Total VOC emissions from control and herbivore-damaged branches at low and high elevations. The mean PPFD and enclosure temperature (A) and total VOC emission from control and herbivory treated branches (B) measured five times during the growing season at low and high elevations. The label (ExT ^**) denotes a significant interaction between elevation and measurement time (P < 0.01, ANOVA). The asterisks above the bars indicate a significant difference between the control and herbivory treatment within each measurement time and elevation (P < 0.01, T-test). Bars labeled with different lowercase letters indicate significant differences between measurement times at the same elevation (P < 0.05, Tukey’s post-hoc test). Bars labeled with different uppercase letters denotes significant differences between elevations within each sampling time (P < 0.05, T-test). Bars represent mean ± SE (n = 16; n = 15 for the control at high elevation 2–6 June).

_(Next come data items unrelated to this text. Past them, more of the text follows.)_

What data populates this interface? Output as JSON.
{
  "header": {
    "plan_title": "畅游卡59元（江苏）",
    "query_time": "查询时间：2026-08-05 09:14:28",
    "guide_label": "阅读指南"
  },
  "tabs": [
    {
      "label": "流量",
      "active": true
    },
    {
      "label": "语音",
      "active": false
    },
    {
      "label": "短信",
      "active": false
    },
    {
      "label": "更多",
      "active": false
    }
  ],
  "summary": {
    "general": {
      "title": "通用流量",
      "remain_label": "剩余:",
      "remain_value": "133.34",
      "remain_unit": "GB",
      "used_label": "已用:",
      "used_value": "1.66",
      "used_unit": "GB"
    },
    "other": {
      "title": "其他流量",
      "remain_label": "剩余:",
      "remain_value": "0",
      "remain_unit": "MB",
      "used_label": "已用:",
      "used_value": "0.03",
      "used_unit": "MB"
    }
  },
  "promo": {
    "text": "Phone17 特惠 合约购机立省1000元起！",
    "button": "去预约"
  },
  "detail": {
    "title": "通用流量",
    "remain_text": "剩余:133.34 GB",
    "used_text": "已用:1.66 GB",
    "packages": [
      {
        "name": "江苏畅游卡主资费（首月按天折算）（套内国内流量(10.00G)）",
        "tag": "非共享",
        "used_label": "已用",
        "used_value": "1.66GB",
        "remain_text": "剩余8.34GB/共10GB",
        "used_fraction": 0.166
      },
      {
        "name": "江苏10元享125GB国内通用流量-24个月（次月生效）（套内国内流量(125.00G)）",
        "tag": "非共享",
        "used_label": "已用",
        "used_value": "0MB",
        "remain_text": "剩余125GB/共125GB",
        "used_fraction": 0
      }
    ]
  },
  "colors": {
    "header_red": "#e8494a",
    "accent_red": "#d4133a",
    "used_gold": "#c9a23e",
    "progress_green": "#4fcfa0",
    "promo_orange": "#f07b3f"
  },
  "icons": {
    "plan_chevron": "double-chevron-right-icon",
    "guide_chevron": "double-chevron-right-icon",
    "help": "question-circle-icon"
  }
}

Dashed lines indicate the defoliation period.

Figure 3.

MT, HT, SQT and GLV emissions from control and herbivore-damaged branches at low and high elevations. MT (A), HT (B), SQT (C) and GLV (D) emissions from control and herbivory treated branches at five measurement times during the growing season at low and high elevations. Significant effects and interactions for herbivory (H), elevation (E) and measurement time (T) are shown (^*P < 0.05; ^**P < 0.01; ^***P < 0.001; ANOVA). The asterisks above the bars indicate a significant difference between the control and herbivory treatment within each sampling time and elevation (^*P < 0.05; ^**P < 0.01; ^***P < 0.001; T-test). Bars labeled with different lowercase letters indicate significant differences between measurement times at the same elevation (P < 0.05, Tukey’s post-hoc test). Bars labeled with different uppercase letters denotes significant differences between elevations within each sampling time (P < 0.05, T-test). Bars represent mean ± SE (n = 16; n = 15 for the control at high elevation 2–6 June). Dashed lines indicate the defoliation period.

Figure 4.

Metric multi-dimensional scaling (MDS) plots of the results of the RF analyses on VOCs. MDS plots of the proximity matrices showing the separation of the samples according to the VOC blends, between the control and herbivory treatment in the end of the defoliation period, i.e., 1–5 July, at the low elevation (A), between low and high elevations across herbivory treatments in the early growing season, i.e., 2–6 Jun (B), and among measurement times across both herbivory treatments and elevations (C).

Figure 5.

Metric multi-dimensional scaling plots of the results of the RF analyses on NVSCs. MDS plots of the proximity matrices showing the separation of the samples according to the NVSC blends, between the control and herbivory treatment after the defoliation period, i.e., 2–6 July, at the low elevation (A), between low and high elevations across both herbivory treatments and measurement times (B), and between measurement times across both herbivory treatments and elevations (C).